Die gegenwärtigen gesellschaftlichen Herausforderungen rufen danach, die politische Kultur neu zu gestalten. Der Politik- und Organisationsberater Hanno Burmester beschreibt die Vision einer transformativen Partei, die in ihren Strukturen, Prozessen und Werten ganz neue Akzente setzt.

Die Ära Merkel endet – und mit ihr eine Dekade, geprägt von emsiger Geschäftigkeit und feister Selbstzufriedenheit. Mit der Corona-Krise und dem Abgang der ewigen Kanzlerin wächst das Bewusstsein dafür, in welchem Ausmaß Deutschlands Politik und Verwaltung strukturelle Versäumnisse haben auflaufen lassen.

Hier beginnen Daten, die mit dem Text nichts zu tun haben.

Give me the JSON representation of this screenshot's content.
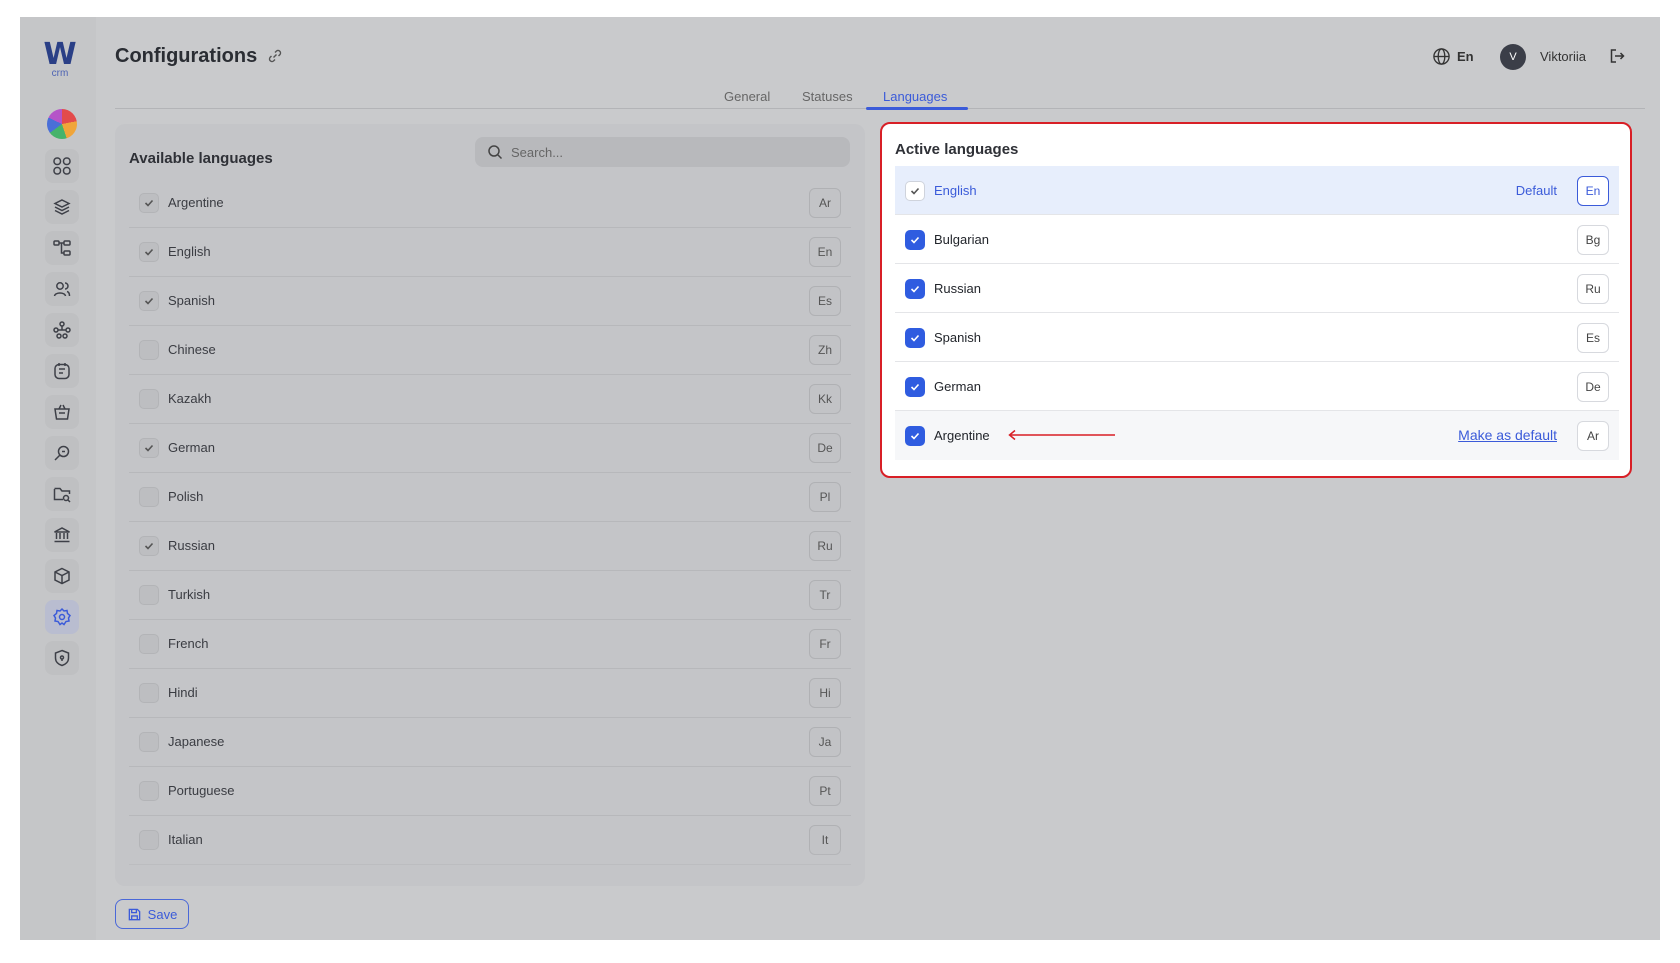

Inzwischen rufen sogar diejenigen nach Strukturreformen, die bislang mit aller Macht den Status quo stabilisiert und schöngeredet haben. Schlecht nur, dass diejenigen, die für diese Reformen zuständig sind, selbst durch hartnäckige Reformresistenz beeindrucken: die politischen Parteien. An vielen Stellen wirken sie wie ein Spiegelbild unseres stehengebliebenen Staatswesens.

Tatsächlich sind Struktur, Arbeitsweise und Kultur politischer Parteien dem Jahr 1990 oft näher als dem Jahr 2025. Beispiele dafür finden sich schnell: Gesellschaftlich fordern uns welt- und europaweite Megathemen. Gleichzeitig bleibt es in Parteien bei der Grundeinstellung: wer beitritt, ist Mitglied der Partei-Gliederung am Wohnort. Die Faustregel »Ohne kommunale Präsenz kein politischer Aufstieg« ist weiterhin gültig. Und das in einer Zeit, wo Millionen Menschen vom Home-Office aus in virtuellen und internationalen Umfeldern arbeiten.

Personal- und Satzungsfragen werden – befördert durch einen veralteten Rechtsrahmen – auch im Jahr 2021 analog entschieden. Dabei wäre die häufige direktdemokratische Mitwirkung und Mitentscheidung der Mitglieder technisch problemlos machbar. ­Die Corona-Krise hat die Parteien – endlich! – gezwungen, ihre Formate zu digitalisieren. Gut so, aber nicht genug. Denn meist wurden einfach die bisherigen Formate ins Virtuelle übersetzt. Zeitgemäß sind sie damit noch lange nicht. Die veraltete Arbeits- und Organisationsweise politischer Parteien ist einer der Haupttreiber für ihre Unfähigkeit, wirksame Antworten auf die Themen unserer Zeit zu finden. Die Verkrustung der Parteien befördert die Verkrustung dieses Landes.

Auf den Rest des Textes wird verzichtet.